You’re sure the arms race had nothing to do with helping the Soviet Union collapse? Granted, Reagan didn’t start the arms race but to pretend the United States had nothing to do with the collapse of the Soviet Union is false.

Marc

The three things Reagan will be remembered for are Iran-Contra, the collassal failure of trickle down economics and the corresponding explosion of the national debt, and an appealling, okey doke public persona which made him politically immune to his own incompetence and the incredible corruption of his administration.

And believe it or not I voted for the guy in '84. Stupidest vote I ever cast.

A burden of regret like that might crush a lesser man.

Oh, what a crock. US intelligence agencies have NEVER successfully predicted this sort of thing. What evidence do you have that the US intelligence community predicted Soviet collapse?

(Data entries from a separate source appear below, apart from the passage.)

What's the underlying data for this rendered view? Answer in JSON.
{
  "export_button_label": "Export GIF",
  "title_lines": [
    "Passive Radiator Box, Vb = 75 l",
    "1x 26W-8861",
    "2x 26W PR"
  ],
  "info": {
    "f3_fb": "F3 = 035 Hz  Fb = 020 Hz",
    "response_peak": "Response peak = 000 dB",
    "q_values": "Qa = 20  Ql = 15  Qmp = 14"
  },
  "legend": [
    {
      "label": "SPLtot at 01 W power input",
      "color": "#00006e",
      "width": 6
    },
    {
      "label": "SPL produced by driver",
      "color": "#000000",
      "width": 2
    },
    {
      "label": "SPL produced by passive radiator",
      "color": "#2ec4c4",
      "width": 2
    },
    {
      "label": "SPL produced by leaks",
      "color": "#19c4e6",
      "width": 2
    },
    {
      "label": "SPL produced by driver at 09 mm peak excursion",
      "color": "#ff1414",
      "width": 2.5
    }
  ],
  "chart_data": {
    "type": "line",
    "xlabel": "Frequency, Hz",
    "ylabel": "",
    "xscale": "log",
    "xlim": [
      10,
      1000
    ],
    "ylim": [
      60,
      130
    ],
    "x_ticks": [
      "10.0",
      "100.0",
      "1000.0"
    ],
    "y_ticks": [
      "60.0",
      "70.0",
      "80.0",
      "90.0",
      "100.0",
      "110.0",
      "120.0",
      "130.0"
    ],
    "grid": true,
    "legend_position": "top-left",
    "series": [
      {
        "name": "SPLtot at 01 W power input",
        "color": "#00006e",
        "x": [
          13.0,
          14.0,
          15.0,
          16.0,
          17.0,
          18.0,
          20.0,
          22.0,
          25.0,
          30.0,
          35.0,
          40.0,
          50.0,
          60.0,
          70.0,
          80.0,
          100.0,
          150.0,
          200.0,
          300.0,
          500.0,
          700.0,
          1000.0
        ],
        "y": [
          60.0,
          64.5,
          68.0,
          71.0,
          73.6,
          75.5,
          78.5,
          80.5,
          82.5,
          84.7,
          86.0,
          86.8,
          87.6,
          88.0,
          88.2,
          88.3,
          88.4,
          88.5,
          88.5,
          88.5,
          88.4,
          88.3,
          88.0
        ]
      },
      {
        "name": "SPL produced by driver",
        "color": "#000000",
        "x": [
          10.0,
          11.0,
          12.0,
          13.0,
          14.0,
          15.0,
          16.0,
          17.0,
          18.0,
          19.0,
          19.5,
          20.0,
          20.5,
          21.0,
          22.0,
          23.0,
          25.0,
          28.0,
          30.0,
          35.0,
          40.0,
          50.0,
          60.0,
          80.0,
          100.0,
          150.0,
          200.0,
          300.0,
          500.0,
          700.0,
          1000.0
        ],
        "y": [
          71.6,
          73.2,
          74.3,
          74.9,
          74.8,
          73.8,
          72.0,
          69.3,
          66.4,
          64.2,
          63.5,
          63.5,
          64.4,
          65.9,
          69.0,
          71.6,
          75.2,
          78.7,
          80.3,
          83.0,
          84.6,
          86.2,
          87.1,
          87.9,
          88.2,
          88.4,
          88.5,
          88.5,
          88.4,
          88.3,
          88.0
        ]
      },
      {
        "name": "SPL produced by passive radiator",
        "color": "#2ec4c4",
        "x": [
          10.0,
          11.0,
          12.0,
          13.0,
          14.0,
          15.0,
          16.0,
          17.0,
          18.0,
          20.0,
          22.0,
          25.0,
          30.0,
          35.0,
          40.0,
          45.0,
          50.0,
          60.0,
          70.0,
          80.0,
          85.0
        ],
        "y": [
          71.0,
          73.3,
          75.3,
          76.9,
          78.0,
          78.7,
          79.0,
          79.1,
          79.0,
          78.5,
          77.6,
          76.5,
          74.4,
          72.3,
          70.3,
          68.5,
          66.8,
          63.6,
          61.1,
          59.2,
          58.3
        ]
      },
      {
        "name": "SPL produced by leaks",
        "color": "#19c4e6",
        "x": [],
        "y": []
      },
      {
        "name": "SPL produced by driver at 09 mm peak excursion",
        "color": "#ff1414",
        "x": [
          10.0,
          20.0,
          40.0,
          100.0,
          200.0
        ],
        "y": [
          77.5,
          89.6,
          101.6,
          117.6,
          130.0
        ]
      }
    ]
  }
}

They were utterly surprised at the fall of the Berlin Wall ten years later. The US intelligence community has never been right about matters of such magnitude.

I don’t often agree with Sam Stone but on this one point he is right; it is pure, absolute historical revisionism to suggest that the collapse of the Soviet Union was inevitable in 1979. At that time, the two superpowers were running neck and neck and a lot of very bright people felt the Soviets had an edge. Nobody thought the USSR was doomed - not the US intelligence community or anyone else. The Soviets were doing just dandy in 1979.